I’m certainly not the first to say it, but I love Dropbox.
The free file storage application isn’t new, but in the last few months it’s become an integral part of my life as I swap between desktops and laptops at work and home.
One of my favorite parts of Dropbox is how it’s able to integrate directly into my workflow. To upload a file to the site, I just drag and drop to a synced folder on my desktop. There’s a point-and-click plugin that allows me to automatically backup my blog at a set schedule. I’ve even taken advantage of an option that allows me to back up a collection of ebooks as soon as I buy them.
The application has created a seamless way for me to store my digital life in the cloud.

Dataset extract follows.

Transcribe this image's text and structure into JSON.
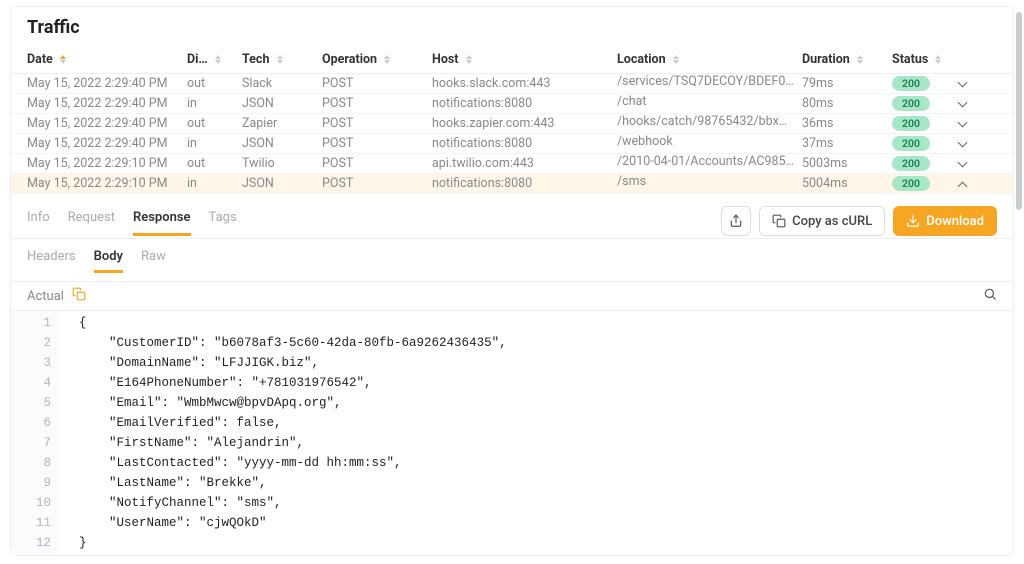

But this creates a bit of a problem, one inherent in any cloud-based solution: What happens if someone is able to access those files or delete them?
A few months ago, I wrote about how we should all do more to expect failure from our technology and plan for it. Yet at least in this respect, I haven’t been following my own advice.
Dropbox has some pretty good security measures in place. It uses proven technologies for redundant backups and encrypts your data. But the company also holds the keys to that encryption.
That’s why I started giving SpiderOak a try. Like Dropbox, it’s free for the basic level of storage (2GB). But the big selling point is its “zero-knowledge environment”: The servers and the staffers that maintain them literally can’t know what they’re looking at when you upload your files.
The encryption SpiderOak employs is used to scramble your password before it ever gets to the company’s servers, meaning only you hold the keys to your digital storage locker.
Putting the user in charge in this way makes it next to impossible for bad actors to access your information. There are no massive collections of passwords to leak, for one. Another common exploit – using password reset loopholes to intercept account information – is off the table as well.
Share and sync
Of course, that last part is important to note. Because your password isn’t stored in the company’s system, there’s no way to get it back if you forget. So if you use SpiderOak and are as forgetful as I am, make sure you have a good system for keeping track of your passwords.
Beyond its souped-up security features, the application shares a lot of functionality with Dropbox and other file storage competitors. Just install and run the app to select which types of files or specific folders you want backed up, and it will run the backup either on a schedule or when the files are changed. You can share files with others and sync with multiple devices (SpiderOak is available for Android and iOS, in addition to PC and Mac). And like Dropbox, extra backup is available starting at $10 a month for 100GB.
I don’t know whether I’m quite ready to give up Dropbox. But my sense is that if I want to start following my own advice – and the advice of some of our resident expert geeks – it might be wise to adopt a more robust storage solution.